Além da geopolítica/petróleo, também a Inteligência Artificial (IA) é um dos principais vetores para o sentimento registado em torno dos mercados financeiros. Na segunda-feira, surgiu mais uma prova clara disto mesmo.
Sam Altman e Elon Musk (CEOs da OpenAI e xAI, respetivamente) juntaram-se a Dario Amodei (homólogo da Anthropic) nos alertas sobre os riscos associados à Inteligência Artificial. Os empresários pedem, assim, maior prudência e regulação pública, no que respeita ao investimento em IA, sob o risco de o ser humano perder o controlo sobre a tecnologia.
Recorde-se que, na semana passada, um investigador da Anthropic despediu-se, deixando sérios alertas. De acordo com Jacob Coxon, a própria e a rival OpenAI estão "a jogar com as nossas vidas", através de uma publicação na rede social X. "Nenhuma das [duas] empresas está a agir responsavelmente", escreveu.
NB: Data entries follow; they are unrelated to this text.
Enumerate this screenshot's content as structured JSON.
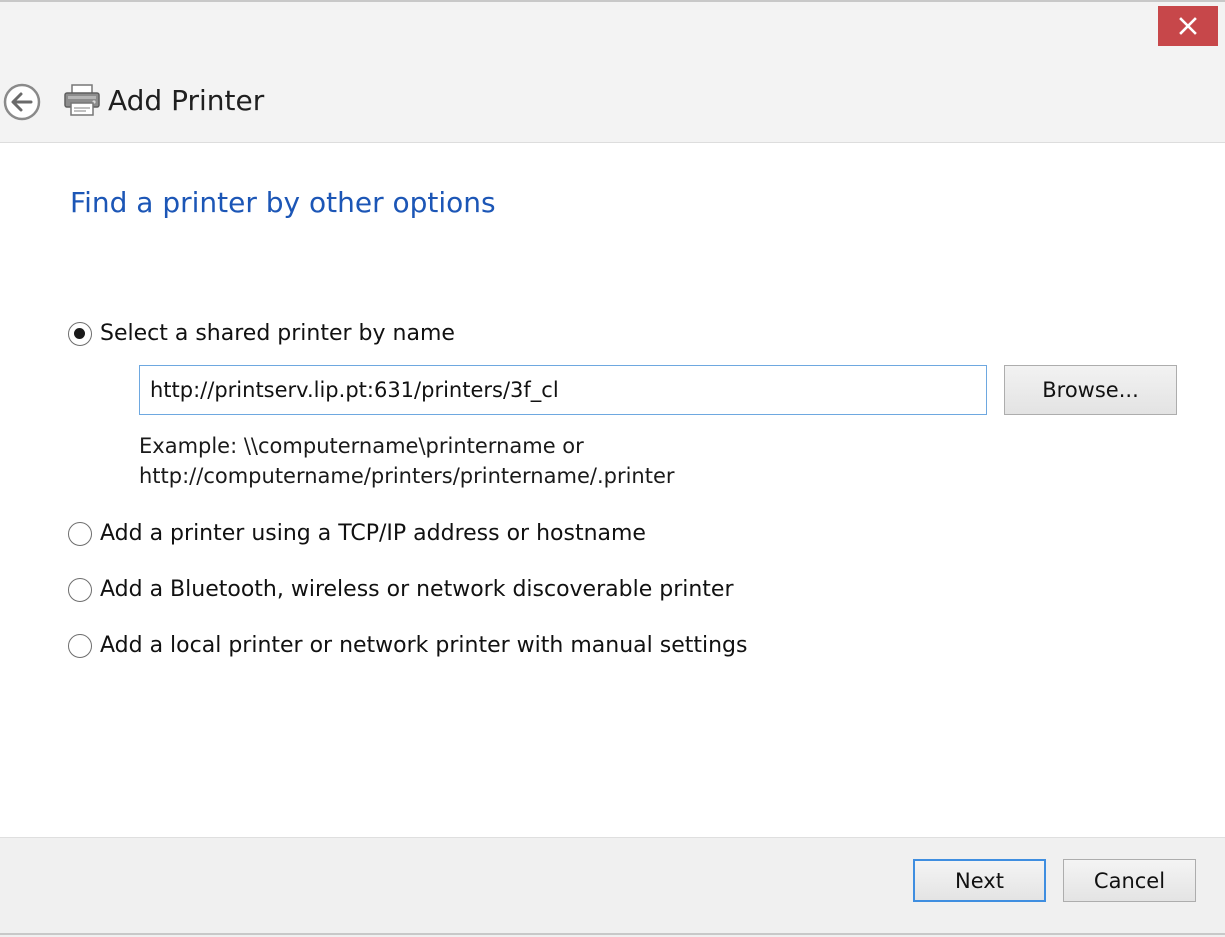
{
  "window": {
    "title": "Add Printer",
    "close_icon": "close-icon",
    "back_icon": "back-arrow-icon",
    "printer_icon": "printer-icon"
  },
  "page": {
    "heading": "Find a printer by other options"
  },
  "options": [
    {
      "label": "Select a shared printer by name",
      "selected": true
    },
    {
      "label": "Add a printer using a TCP/IP address or hostname",
      "selected": false
    },
    {
      "label": "Add a Bluetooth, wireless or network discoverable printer",
      "selected": false
    },
    {
      "label": "Add a local printer or network printer with manual settings",
      "selected": false
    }
  ],
  "shared_printer": {
    "value": "http://printserv.lip.pt:631/printers/3f_cl",
    "browse_label": "Browse...",
    "example_line1": "Example: \\\\computername\\printername or",
    "example_line2": "http://computername/printers/printername/.printer"
  },
  "footer": {
    "next_label": "Next",
    "cancel_label": "Cancel"
  },
  "colors": {
    "heading": "#1c56b6",
    "close_button": "#c7474a",
    "input_border": "#6ea8e0",
    "default_button_border": "#3f8ee0"
  }
}
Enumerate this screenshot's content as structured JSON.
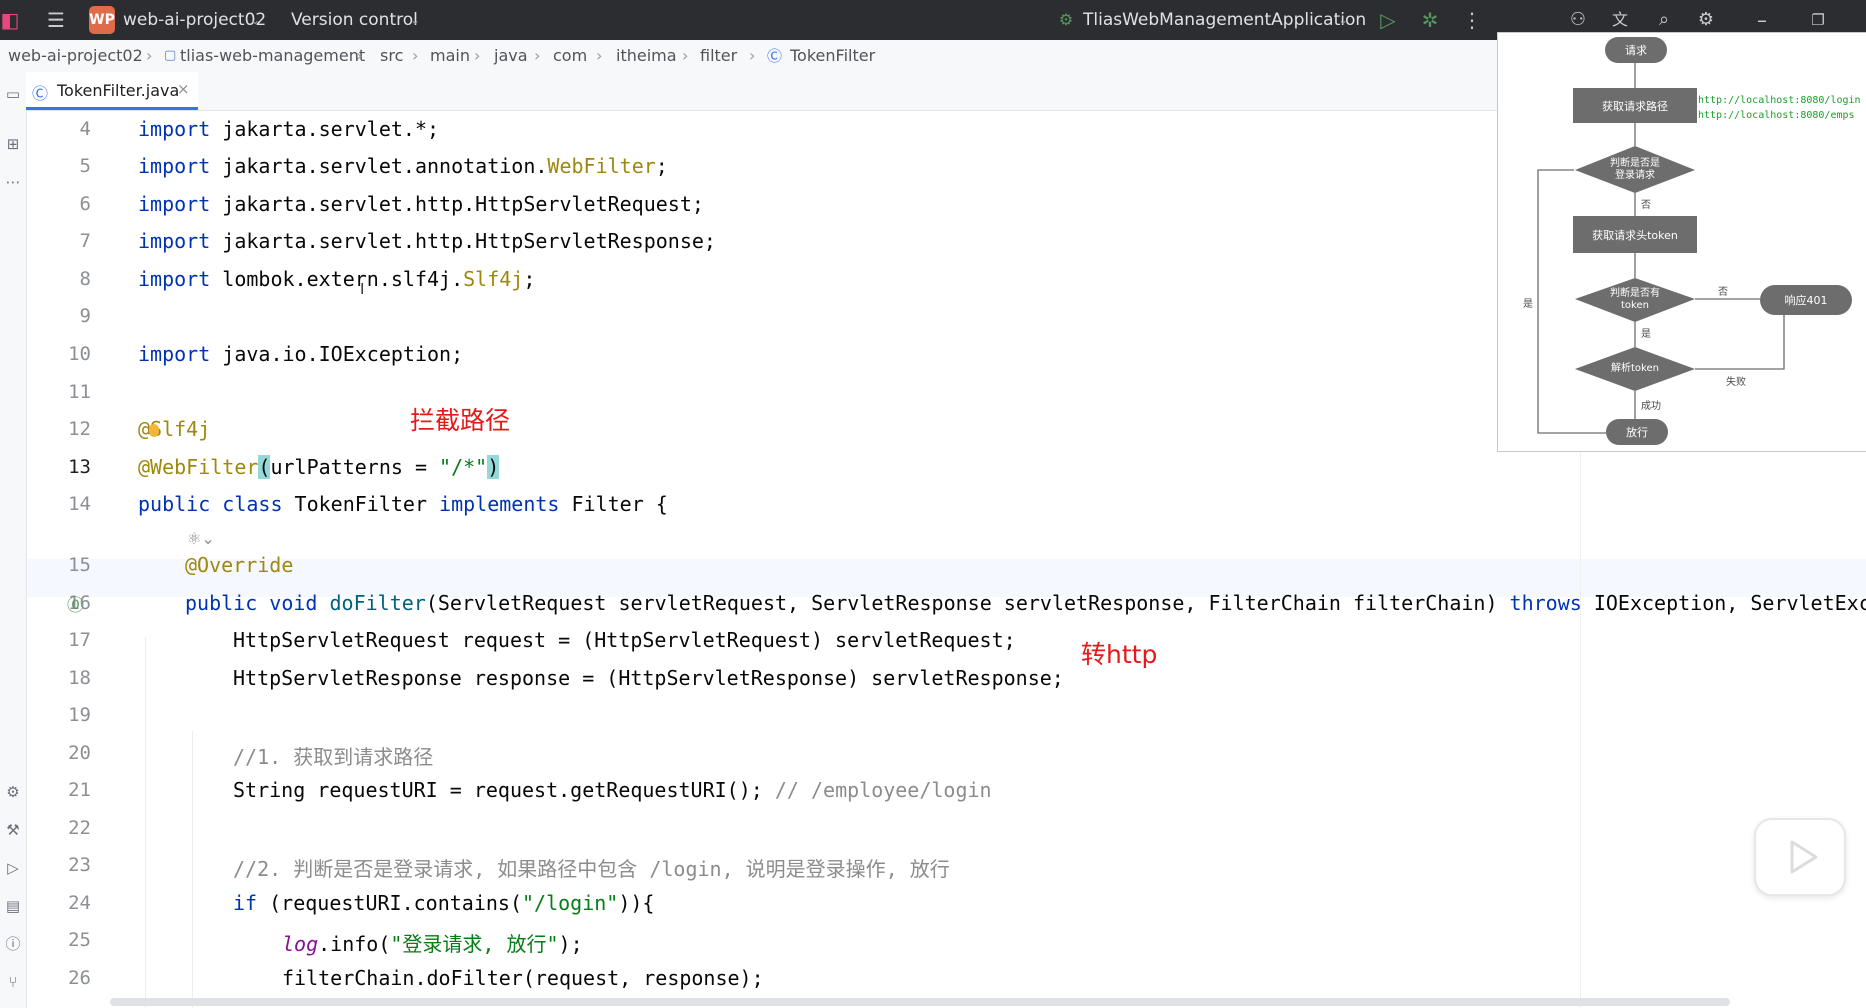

A ideia de um eventual abrandamento foi sucedida por um sell-off das ações de empresas, com forte exposição à IA (tendência visível sobretudo nos fabricantes de chips semicondutores). A Nvidia (empresa mais valiosa do mundo) caiu 3,3% na sessão de segunda-feira, ao passo que a AMD e a Micron foram mais além, com descidas de 4% e 5% respetivamente.
A acalmia acabaria por regressar, de tal forma que as três dispararam desde os mínimos relativos observados na abertura de segunda-feira.
Certo é que a IA vai continuar sob o radar dos investidores. Somam-se as tensões em torno do Médio Oriente, de tal forma que o contexto volátil parece não ter fim à vista.